E sonho com o dia em que não se justifique existir este dia, por estarem assegurados os mesmos direitos e o respeito pela diferença.

(Manuela Resendes)

Guerra…

A Guerra

Não sei a quem a guerra serve

Porque a vida é sempre breve

Desumanidade que tanto doi

Destruindo povos e nações

Por eloquentes aspirações

Levam ao caos que tudo destrói

A vida corre, aparentemente

E a morte surge disfarçadamente

Soldado que morre e é herói

Auroras que rompem escurecidas

Porque as armas já estão munidas

Levam ao caos que tudo destrói

São os donos do povo e da nação

Não olham ao rasto de destruição

Indiferentes ao que a Paz constrói

Roubam o futuro, que se quer abraçar

A antiga coragem começa a faltar

Levam ao caos que tudo destrói

Sobra a fome para repartir

Sobra injustiça e vontade de ir

Sobra a dor e o medo, que corroi

Levam ao caos que tudo destrói!

(Manuela Resendes)

Avessos…

Existem dias em que os silêncios nascem de palavras que acordam já fatigadas. Os vazios multiplicam-se e ficam repletos de sombras que não são filhas da luz.

Os dias adormecem antes da noite, numa inércia que se faz de um movimento sem fim, num cansaço sonolento de rotinas banais.

Na casa pequena, em que do telhado se faz chão, são os sonhos que a ampliam até nela caber o universo.

O vento que bate na janela não vem acompanhado de tempestade mas sim de calmaria. O sol entra quando é já poente e a visão do vizinho do lado está para além do horizonte.

Os dias estão vestidos do avesso, pretendendo a dignidade que injustiça não confere. As guerras fazem-se não para matar a fome, mas para auferir mais riqueza.

As lágrimas são disfarçadas de sorrisos, a tristeza tapada com máscara e a dor anestesiada com químicos, porque o mundo é dos “fortes”.

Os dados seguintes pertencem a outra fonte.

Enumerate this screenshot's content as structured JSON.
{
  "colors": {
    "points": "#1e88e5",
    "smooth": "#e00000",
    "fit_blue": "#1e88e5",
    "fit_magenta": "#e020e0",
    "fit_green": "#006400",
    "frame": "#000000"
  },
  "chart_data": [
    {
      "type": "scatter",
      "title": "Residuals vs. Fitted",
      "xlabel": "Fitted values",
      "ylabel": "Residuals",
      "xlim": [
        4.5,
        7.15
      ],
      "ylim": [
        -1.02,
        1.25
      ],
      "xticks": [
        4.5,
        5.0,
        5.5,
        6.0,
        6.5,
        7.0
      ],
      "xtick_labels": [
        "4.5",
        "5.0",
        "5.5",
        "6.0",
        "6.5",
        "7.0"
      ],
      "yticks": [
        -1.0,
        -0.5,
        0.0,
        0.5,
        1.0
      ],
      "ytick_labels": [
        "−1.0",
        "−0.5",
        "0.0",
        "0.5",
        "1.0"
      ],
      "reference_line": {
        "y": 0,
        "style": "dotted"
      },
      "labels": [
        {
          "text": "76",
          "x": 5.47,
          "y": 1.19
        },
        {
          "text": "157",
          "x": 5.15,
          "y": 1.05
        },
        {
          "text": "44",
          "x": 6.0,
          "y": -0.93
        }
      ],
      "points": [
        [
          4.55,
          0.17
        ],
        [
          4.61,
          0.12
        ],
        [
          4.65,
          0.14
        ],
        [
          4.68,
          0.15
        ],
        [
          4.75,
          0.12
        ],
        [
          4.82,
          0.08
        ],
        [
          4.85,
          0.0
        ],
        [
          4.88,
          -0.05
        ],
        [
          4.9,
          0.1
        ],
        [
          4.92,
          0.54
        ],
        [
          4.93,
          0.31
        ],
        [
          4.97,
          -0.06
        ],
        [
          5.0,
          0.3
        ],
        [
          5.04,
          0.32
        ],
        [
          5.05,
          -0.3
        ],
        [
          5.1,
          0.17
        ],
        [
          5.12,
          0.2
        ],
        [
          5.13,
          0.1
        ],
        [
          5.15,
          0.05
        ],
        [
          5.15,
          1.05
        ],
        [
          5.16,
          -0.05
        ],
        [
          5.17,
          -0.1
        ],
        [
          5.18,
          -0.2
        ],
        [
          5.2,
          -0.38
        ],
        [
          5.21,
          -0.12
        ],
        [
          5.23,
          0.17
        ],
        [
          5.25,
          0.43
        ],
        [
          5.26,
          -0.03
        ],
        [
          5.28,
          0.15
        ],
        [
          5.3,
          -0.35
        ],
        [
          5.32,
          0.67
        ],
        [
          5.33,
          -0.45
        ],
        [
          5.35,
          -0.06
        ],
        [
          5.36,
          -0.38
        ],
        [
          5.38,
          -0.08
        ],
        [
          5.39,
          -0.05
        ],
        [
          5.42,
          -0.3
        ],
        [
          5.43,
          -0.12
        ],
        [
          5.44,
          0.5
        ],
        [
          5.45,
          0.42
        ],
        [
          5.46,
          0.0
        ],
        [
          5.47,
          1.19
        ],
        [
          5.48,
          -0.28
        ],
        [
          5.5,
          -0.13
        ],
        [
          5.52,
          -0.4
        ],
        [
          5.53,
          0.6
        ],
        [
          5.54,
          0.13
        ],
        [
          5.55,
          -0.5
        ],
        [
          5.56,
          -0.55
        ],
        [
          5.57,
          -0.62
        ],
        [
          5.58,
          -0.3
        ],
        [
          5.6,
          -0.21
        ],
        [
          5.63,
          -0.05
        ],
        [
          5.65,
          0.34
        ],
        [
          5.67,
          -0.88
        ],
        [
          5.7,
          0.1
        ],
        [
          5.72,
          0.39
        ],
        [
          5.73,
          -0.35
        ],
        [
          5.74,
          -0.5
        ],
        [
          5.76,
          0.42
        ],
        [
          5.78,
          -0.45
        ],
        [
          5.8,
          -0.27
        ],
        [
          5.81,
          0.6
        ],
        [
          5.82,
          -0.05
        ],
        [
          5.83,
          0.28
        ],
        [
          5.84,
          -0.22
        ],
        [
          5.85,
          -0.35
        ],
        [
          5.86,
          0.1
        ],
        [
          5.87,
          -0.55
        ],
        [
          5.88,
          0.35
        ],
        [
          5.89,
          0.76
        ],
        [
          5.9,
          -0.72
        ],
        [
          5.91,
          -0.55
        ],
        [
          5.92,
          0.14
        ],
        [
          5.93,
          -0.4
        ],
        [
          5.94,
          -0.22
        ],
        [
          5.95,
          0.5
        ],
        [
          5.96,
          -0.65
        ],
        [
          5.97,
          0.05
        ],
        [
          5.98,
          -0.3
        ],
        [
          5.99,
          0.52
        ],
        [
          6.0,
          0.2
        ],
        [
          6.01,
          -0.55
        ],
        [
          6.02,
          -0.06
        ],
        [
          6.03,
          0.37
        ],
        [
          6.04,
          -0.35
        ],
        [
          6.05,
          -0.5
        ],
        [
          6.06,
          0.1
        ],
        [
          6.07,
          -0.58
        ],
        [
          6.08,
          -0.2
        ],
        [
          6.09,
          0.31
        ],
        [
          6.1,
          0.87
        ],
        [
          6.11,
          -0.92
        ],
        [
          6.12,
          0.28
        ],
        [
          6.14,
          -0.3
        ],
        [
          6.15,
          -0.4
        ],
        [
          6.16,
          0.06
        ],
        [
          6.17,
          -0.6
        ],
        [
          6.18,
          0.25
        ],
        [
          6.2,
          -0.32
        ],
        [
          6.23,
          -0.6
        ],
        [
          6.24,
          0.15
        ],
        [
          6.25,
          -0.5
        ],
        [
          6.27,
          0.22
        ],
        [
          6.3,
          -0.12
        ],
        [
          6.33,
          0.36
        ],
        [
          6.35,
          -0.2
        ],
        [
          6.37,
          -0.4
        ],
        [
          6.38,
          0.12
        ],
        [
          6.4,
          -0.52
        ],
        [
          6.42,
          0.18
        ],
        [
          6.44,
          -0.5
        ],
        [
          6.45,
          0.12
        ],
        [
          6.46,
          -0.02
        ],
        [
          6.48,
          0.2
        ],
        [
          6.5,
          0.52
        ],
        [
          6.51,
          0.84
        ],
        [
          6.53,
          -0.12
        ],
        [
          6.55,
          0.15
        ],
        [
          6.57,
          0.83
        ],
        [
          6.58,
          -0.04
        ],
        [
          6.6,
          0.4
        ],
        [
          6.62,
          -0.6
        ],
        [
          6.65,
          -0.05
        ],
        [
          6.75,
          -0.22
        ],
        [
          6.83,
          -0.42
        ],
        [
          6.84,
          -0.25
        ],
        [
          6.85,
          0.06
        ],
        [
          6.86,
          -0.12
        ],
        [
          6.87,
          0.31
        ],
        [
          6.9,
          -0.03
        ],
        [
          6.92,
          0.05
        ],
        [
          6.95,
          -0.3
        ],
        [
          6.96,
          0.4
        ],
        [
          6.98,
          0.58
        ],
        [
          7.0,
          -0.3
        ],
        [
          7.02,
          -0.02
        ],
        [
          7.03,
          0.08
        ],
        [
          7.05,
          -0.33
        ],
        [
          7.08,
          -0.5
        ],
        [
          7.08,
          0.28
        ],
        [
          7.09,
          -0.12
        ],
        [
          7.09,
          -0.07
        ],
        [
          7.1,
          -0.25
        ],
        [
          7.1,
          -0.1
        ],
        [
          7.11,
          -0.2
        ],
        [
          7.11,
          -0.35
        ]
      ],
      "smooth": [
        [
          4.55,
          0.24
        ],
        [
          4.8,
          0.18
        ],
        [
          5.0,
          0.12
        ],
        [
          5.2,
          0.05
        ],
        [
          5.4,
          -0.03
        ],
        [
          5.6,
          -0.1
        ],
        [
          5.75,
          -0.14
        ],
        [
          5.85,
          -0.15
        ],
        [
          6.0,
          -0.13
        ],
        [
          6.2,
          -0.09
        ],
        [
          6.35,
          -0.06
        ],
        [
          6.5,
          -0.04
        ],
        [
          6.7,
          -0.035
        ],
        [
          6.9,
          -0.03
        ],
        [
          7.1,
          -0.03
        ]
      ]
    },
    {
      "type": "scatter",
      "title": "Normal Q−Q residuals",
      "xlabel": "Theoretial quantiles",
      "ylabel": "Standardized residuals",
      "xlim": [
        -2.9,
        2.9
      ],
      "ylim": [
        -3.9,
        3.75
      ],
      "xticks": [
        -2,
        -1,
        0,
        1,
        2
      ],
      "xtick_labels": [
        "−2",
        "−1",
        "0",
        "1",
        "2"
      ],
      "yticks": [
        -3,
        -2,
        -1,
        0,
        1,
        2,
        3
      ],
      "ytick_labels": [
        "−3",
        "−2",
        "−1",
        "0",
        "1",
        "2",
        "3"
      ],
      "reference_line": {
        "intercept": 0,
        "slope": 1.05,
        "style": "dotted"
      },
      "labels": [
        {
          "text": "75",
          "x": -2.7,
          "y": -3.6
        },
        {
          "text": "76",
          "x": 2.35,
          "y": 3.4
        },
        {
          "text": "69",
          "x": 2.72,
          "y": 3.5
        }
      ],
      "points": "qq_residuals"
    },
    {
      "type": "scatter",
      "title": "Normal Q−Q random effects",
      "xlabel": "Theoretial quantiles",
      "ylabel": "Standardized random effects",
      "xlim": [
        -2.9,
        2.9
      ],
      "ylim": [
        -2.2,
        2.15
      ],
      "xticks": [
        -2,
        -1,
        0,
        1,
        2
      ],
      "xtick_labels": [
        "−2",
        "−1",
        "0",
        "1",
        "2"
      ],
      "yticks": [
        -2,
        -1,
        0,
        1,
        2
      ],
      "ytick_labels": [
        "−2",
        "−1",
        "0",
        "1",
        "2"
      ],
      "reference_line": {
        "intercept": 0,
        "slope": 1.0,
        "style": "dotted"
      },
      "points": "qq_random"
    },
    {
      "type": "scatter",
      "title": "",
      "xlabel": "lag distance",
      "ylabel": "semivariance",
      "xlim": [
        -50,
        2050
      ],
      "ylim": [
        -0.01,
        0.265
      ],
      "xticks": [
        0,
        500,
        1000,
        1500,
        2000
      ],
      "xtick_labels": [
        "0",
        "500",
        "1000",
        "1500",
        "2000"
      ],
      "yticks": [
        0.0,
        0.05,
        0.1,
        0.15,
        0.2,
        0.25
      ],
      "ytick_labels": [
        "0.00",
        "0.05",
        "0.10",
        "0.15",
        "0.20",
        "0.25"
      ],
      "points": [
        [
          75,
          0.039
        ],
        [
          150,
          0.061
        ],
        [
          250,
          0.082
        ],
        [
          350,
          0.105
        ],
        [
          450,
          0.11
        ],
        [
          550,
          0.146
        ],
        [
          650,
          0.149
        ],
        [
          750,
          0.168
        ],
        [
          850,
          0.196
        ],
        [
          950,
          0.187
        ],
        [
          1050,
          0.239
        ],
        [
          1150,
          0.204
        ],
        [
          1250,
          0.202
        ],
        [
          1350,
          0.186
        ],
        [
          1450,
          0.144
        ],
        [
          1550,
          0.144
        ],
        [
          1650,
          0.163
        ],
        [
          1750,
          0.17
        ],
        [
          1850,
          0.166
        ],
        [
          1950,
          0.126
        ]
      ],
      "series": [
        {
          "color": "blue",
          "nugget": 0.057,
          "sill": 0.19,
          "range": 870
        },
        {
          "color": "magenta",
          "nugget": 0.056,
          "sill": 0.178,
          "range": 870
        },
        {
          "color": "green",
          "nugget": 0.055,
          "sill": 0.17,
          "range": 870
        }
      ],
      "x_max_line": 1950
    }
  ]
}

Só um trapezista de almas, com saltos vistosos e arriscados, poderá virar novamente tudo ao contrário!

(Manuela Resendes)

Sem roteiro…

Caminho por entre pedras negras, bafejada por uma brisa fresca e reparo na onda que se demora no encontro com a rocha, numa ternura amarrotada.

As palavras são sufocadas por um falso silêncio, e ao longe avisto um barco que passa alheio à minha presença.

Neste transbordar de infinito, mergulho nas memórias, que tal como as ondas se quebram ou abraçam a enseada me remetem para novas vontades. Estas verdades exiladas, pelo correr do tempo, são suavizadas por palavras luminosas que bradam por acolhimento.

Vou vendo a vida ao longe, a partir deste grão de rocha que o vento vai desgastando como os pensamentos se vão desvanecendo.

E no limite da praia, descubro esconderijos disfarçados para melhor ouvir a voz do mar, perene como o interminável movimento das ondas.

Na conquista desta paz harmoniosa, sinto-me caminhar no Olimpo, na sombra dos Deuses!